As crianças puxavam os capuzes para cima antes de ir para a escola, enquanto suas mães, tão acostumadas a abaixar a cabeça e correr até o varal, ou quase sem ousar pendurar o que fosse, não tinham muita fé em conseguir secar nem mesmo uma camisa antes de escurecer. E então as noites chegavam e as geadas voltavam a cair, e lâminas de frio deslizavam por baixo das portas e cortavam os joelhos daqueles que ainda se ajoelhavam para rezar o rosário.
No pátio, Bill Furlong, o comerciante de carvão e madeira, esfregou as mãos, dizendo que, se as coisas continuassem como estavam, logo precisariam de um novo conjunto de pneus para o caminhão.

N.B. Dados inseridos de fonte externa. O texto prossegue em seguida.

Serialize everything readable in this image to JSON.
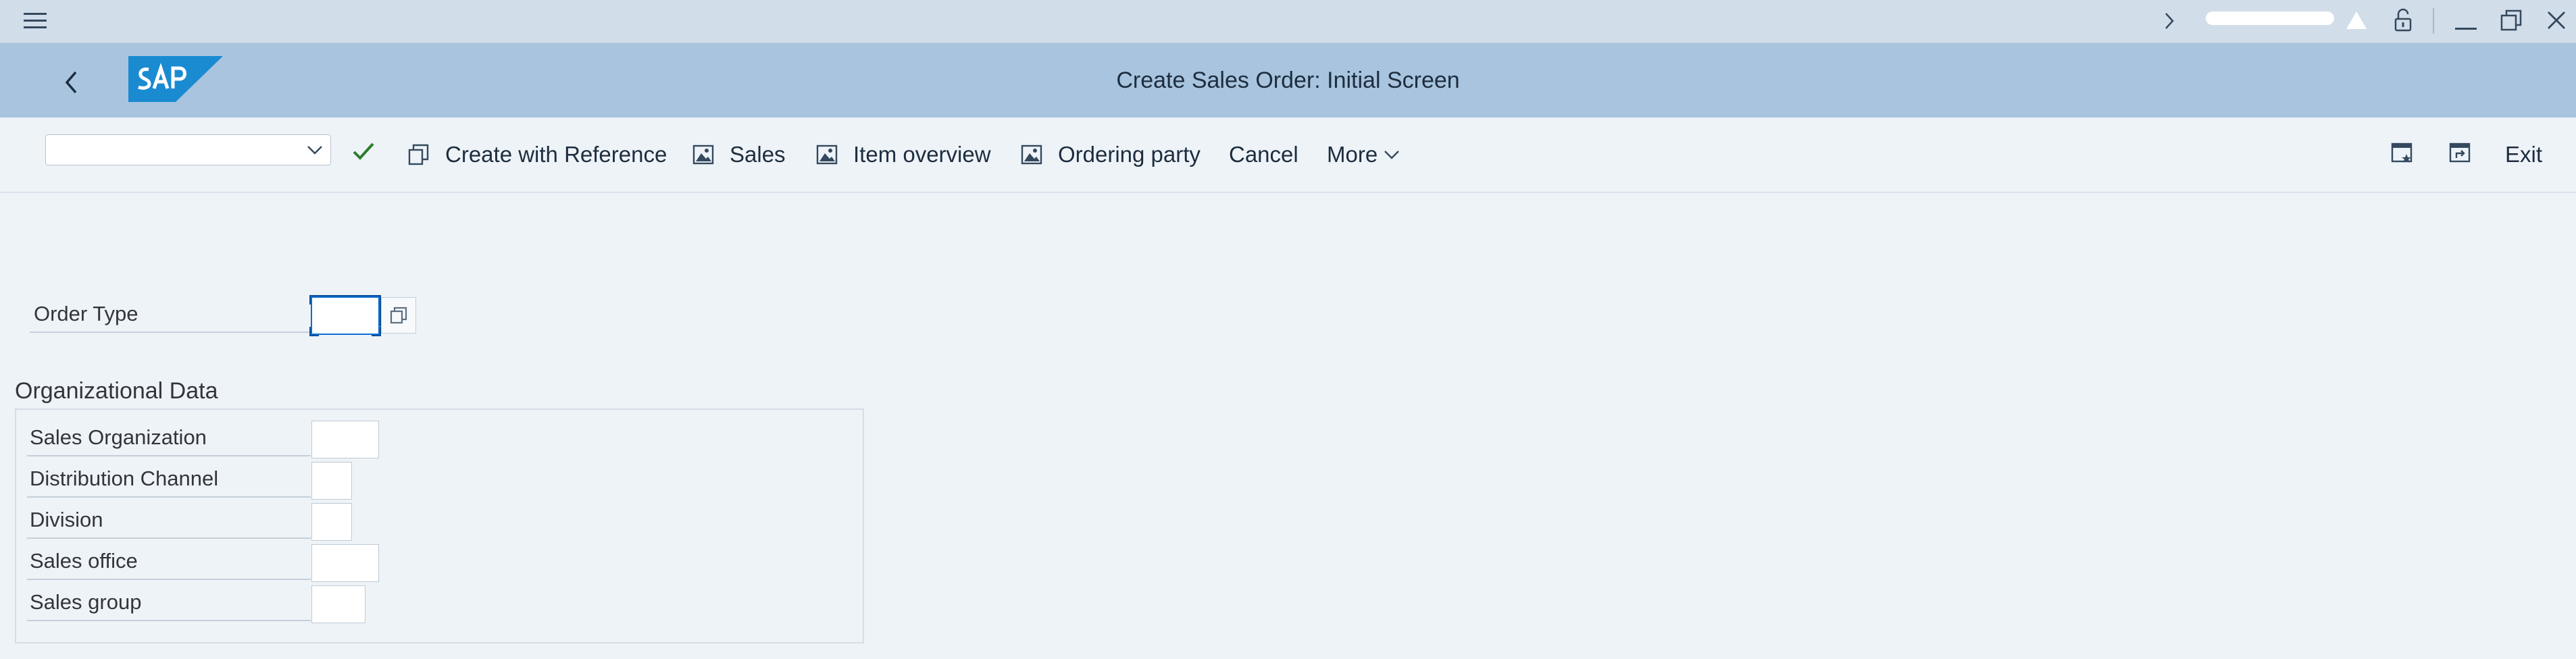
{
  "window": {
    "title": "Create Sales Order: Initial Screen"
  },
  "toolbar": {
    "command_field_value": "",
    "items": [
      {
        "label": "Create with Reference",
        "icon": "copy-icon"
      },
      {
        "label": "Sales",
        "icon": "image-icon"
      },
      {
        "label": "Item overview",
        "icon": "image-icon"
      },
      {
        "label": "Ordering party",
        "icon": "image-icon"
      },
      {
        "label": "Cancel"
      },
      {
        "label": "More",
        "icon": "chevron-down-icon"
      }
    ],
    "exit_label": "Exit"
  },
  "header_fields": {
    "order_type": {
      "label": "Order Type",
      "value": ""
    }
  },
  "organizational_data": {
    "title": "Organizational Data",
    "fields": [
      {
        "label": "Sales Organization",
        "value": ""
      },
      {
        "label": "Distribution Channel",
        "value": ""
      },
      {
        "label": "Division",
        "value": ""
      },
      {
        "label": "Sales office",
        "value": ""
      },
      {
        "label": "Sales group",
        "value": ""
      }
    ]
  },
  "colors": {
    "top_bar": "#d1dde9",
    "title_bar": "#a8c4de",
    "background": "#eef3f8",
    "check_green": "#2b7d2b",
    "sap_logo_blue": "#1a8bd1"
  }
}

– O caminhão pega a estrada o dia inteiro – ele disse a seus homens. – Logo a gente vai acabar no aro.
E era verdade: mal um cliente saía do pátio, outro logo chegava, sem dar descanso, ou o telefone tocava – e quase todo mundo dizia querer a entrega agora ou logo, na próxima semana não daria.
Furlong vendia carvão, turfa, antracito, pó de carvão e toras. As encomendas eram de 100 quilos, meia centena ou tonelada completa, ou ainda a carga cheia do caminhão. Ele também vendia fardos de briquetes, gravetos e gás em botijão. O carvão era o trabalho mais difícil; ele devia, no inverno, ser recolhido mensalmente no cais. Dois dias inteiros – era o que os homens levavam para coletar, carregar, selecionar e pesar tudo, de volta ao pátio. Enquanto isso, os barqueiros poloneses e russos eram uma novidade circulando pela cidade, com seus gorros de pele e longos casacos abotoados, sem falar praticamente nenhuma palavra em inglês.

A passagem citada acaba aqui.